Der Angeklagte A begab sich gemeinsam mit dem M zum Haus des G, um dort einen Einbruch zu begehen. Sie gelangten ins Haus, indem A die angekippte Terassentür entriegelte. Ein „näherer“ gemeinsamer Tatplan bestand zu diesem Zeitpunkt noch nicht. Besprochen war nur, dass der G während der Tatbegehung von einem der Täter bewacht werden sollte. Als A und M auf den G treffen bringt A diesen durch einen Schlag in den Rücken zu Fall. M übernimmt im Anschluss die Bewachung während A das Haus nach Wertgegenständen durchsucht. A findet 2.800 Euro sowie eine Uhr. Als er zu M und G zurückkehrt sieht er, dass M den G zwischenzeitlich mit einer Kordel gefesselt hat. Eine Drohung „Wo Geld? …sonst Du tot“, die der M möglicherweise abgegeben hat, hört der A nicht. Nachdem A dem M von seiner Beute berichtet verlassen die beiden das Haus. Den G lassen sie gefesselt zurück.

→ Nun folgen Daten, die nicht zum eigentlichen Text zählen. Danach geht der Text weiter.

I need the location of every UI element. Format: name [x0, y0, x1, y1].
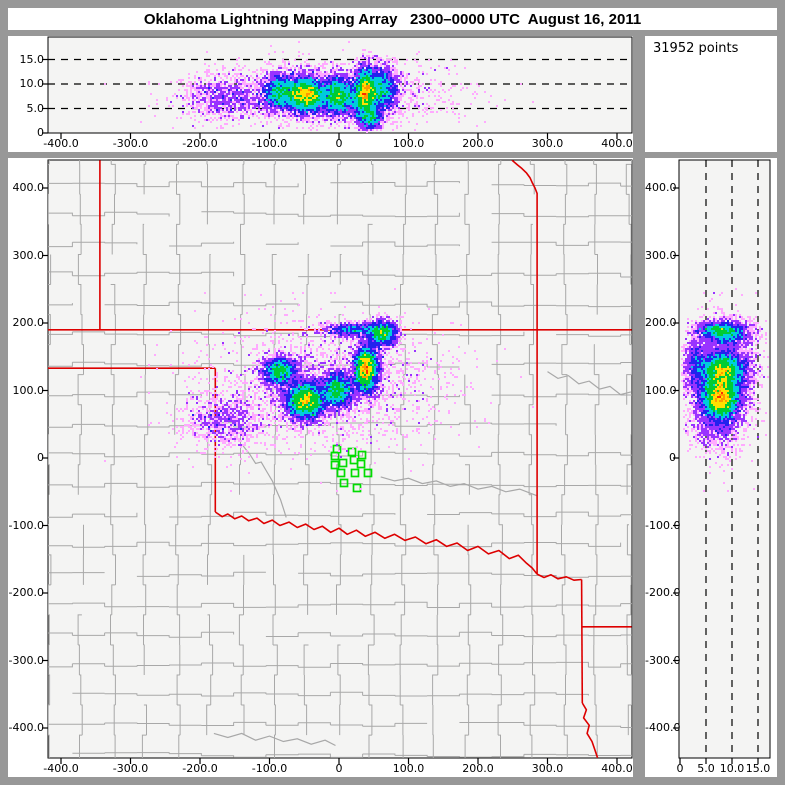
tick-label: 5.0 — [26, 101, 45, 115]
tick-label: 100.0 — [12, 383, 45, 397]
window-title: Oklahoma Lightning Mapping Array 2300–00… — [143, 10, 642, 28]
tick-label: 400.0 — [12, 181, 45, 194]
points-count-label: 31952 points — [653, 41, 739, 56]
tick-label: 0 — [335, 762, 343, 775]
tick-label: -200.0 — [182, 762, 218, 775]
tick-label: -300.0 — [645, 653, 681, 667]
tick-label: -100.0 — [645, 518, 681, 532]
tick-label: -100.0 — [251, 762, 288, 775]
tick-label: 10.0 — [719, 762, 745, 775]
tick-label: -200.0 — [8, 586, 44, 599]
tick-label: -400.0 — [8, 721, 44, 734]
tick-label: -200.0 — [182, 137, 218, 150]
tick-label: -300.0 — [112, 137, 149, 150]
tick-label: 300.0 — [12, 248, 45, 262]
tick-label: 100.0 — [645, 383, 677, 397]
tick-label: 0 — [669, 451, 676, 464]
points-count-box: 31952 points — [645, 36, 777, 152]
tick-label: -300.0 — [112, 762, 149, 775]
tick-label: 15.0 — [745, 762, 771, 775]
altitude-ew-density-plot[interactable] — [48, 37, 632, 133]
tick-label: 0 — [37, 451, 44, 464]
tick-label: 5.0 — [697, 762, 715, 775]
tick-label: -400.0 — [645, 721, 681, 734]
tick-label: 300.0 — [531, 762, 564, 775]
plan-view-map-panel: 400.0 300.0 200.0 100.0 0 -100.0 -200.0 -300.0 -… — [8, 158, 633, 777]
tick-label: 300.0 — [531, 137, 564, 150]
tick-label: 0 — [37, 126, 44, 139]
tick-label: 400.0 — [601, 762, 633, 775]
tick-label: 200.0 — [12, 316, 45, 329]
tick-label: -400.0 — [43, 137, 79, 150]
tick-label: 200.0 — [462, 762, 494, 775]
tick-label: -200.0 — [645, 586, 681, 599]
tick-label: 300.0 — [645, 248, 677, 262]
title-bar: Oklahoma Lightning Mapping Array 2300–00… — [8, 8, 777, 30]
tick-label: 0 — [676, 762, 684, 775]
tick-label: -100.0 — [8, 518, 44, 532]
tick-label: 10.0 — [19, 77, 45, 90]
tick-label: 100.0 — [392, 762, 425, 775]
northsouth-vs-altitude-panel: 400.0 300.0 200.0 100.0 0 -100.0 -200.0 -300.0 -… — [645, 158, 777, 777]
tick-label: 200.0 — [462, 137, 494, 150]
tick-label: 0 — [335, 137, 343, 150]
tick-label: -300.0 — [8, 653, 44, 667]
ns-altitude-density-plot[interactable] — [679, 160, 770, 758]
tick-label: 15.0 — [19, 52, 45, 66]
tick-label: 400.0 — [645, 181, 677, 194]
tick-label: -100.0 — [251, 137, 288, 150]
tick-label: 200.0 — [645, 316, 677, 329]
tick-label: 100.0 — [392, 137, 425, 150]
tick-label: -400.0 — [43, 762, 79, 775]
tick-label: 400.0 — [601, 137, 633, 150]
plan-view-density-plot[interactable] — [48, 160, 632, 758]
altitude-vs-eastwest-panel: 15.0 10.0 5.0 0 -400.0 -300.0 -200.0 -100.0 0 100… — [8, 36, 633, 152]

Fraglich ist, ob A sich eines schweren Raubes nach § 250 I Nr. 1b StGB strafbar gemacht hat.  Entscheidend hierfür ist, ob im vorliegenden Fall eine sukzessive Mittäterschaft gegeben war.

 

Sukzessive Mittäterschaft

Sukzessive Mittäterschaft, die sich auf die Verwirklichung von qualifizierenden Merkmalen beziehen kann, liegt vor, wenn in Kenntnis und mit Billigung des bisher Geschehenen – auch wenn dies von dem ursprünglichen gemeinsamen Tatplan abweicht – in eine bereits begonnene Ausführungs­handlung als Mittäter eingetreten wird. Das Einverständnis bezieht sich dann auf die Gesamttat mit der Folge, dass diese strafrechtlich zugerechnet wird. Nur für das, was vollständig abgeschlossen vorliegt, vermag das Einverständnis die strafrechtliche Verantwortlichkeit nicht zu begründen, selbst wenn die hinzutretende Person dessen Folgen kennt, billigt und ausnutzt.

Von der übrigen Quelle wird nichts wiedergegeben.